In an interview after the hearing, Bearse
explained that union negotiators had not understood how strongly the Justice Department
would insist on the one-member, one-vote reform. He said the election monitor may not be
familiar with how local elections work.
MANOS'S TESTIMONY was the
dramatic highlight in the kick-off hearing of a House panel's inquiry into what it called
``impediments to union democracy'' and the possible need for changes in a 1959 law meant
to ensure union members' rights.
Armed with a transcript of his tape-recording of
the incident and a hospital report of the minor injuries he suffered, Manos described how
Charles LeConche, business manager of Local 230, verbally attacked him during the union
meeting at Capriccio restaurant in Hartford last summer, after Manos raised questions
about expenditures by the union.
Then, Manos testified, ``I was phsyically
attacked, thrown to the concrete floor and then thrown bodily out of the fire-exit door''
by the local's sergeant-at-arms, as the rest of the union's local leadership looked on.

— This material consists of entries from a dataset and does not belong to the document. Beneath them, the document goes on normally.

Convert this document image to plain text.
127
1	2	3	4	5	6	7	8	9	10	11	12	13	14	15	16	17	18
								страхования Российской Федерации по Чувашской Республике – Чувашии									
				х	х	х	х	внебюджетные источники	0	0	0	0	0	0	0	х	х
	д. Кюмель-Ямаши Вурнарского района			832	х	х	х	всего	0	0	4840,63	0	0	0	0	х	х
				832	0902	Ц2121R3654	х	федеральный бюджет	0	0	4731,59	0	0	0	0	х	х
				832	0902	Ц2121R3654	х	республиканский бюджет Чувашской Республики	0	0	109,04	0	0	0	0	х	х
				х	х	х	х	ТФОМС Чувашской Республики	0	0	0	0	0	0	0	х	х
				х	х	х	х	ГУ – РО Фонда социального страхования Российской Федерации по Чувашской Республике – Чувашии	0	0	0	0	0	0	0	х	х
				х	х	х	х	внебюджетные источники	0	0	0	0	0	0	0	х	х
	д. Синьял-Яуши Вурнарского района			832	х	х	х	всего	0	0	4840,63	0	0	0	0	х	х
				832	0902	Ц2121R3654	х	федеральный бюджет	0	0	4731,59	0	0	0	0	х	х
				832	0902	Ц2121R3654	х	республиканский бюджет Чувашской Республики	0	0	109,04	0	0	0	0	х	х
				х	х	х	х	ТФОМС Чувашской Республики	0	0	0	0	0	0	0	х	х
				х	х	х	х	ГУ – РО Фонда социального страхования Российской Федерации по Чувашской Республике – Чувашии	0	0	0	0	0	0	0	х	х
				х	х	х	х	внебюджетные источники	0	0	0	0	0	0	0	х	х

Bearse noted later that LeConche and the other
union officials mentioned by Manos have challenged his version of the events and
countercharged that Manos had conducted himself improperly.
Luskin said there is ``no dispute'' that Manos was physically
thrown out of the meeting and confirmed that he had ``admonished'' the local union leaders
against such actions.
But Luskin also noted -- while declining to disclose details of
his investigation -- that he did not bring internal charges against
LeConche or the other officials.
``Steve thinks that I have not done enough'' to protect his
rights, while ``Mr. LeConche thinks that I have done too much'' in criticizing the local
officials' conduct, Luskin said.
Manos alluded in his testimony to allegations by
other dissident Connecticut Laborers that they have been punished for criticizing or
opposing the policies of state union leaders, some of whom are closely aligned with Coia.
Ronald B. Nobili, business manager of Bridgeport Local 665,
charges in a civil suit against the Laborers' statewide organization that he and his
rank-and-file have been punished for nearly two decades for his refusal to contribute
$5,000 to a fund for Coia's defense against federal kickback charges in the late 1970s.
(That case against Coia, his late father and the late New England mob boss, Raymond L.S.
Patriarca, was thrown out when a judge ruled that the statute of limitations had expired.)
Among those named in Nobili's suit are LeConche;
and Dominick LoPreato, a close Coia friend and LeConche's predecessor as business manager
of Manos's local. LoPreato is serving a federal prison term for taking $350,000 in bribes.
The Laborers have denied any wrongdoing in their response to the
suit.
Ballenger, the North Carolina Republican, was blunt in his closing
statement to the witnesses and their colorful array of supporters.
``As far as I can see, y'all are getting the shaft and it isn't management that's doing it to you,'' said Ballenger.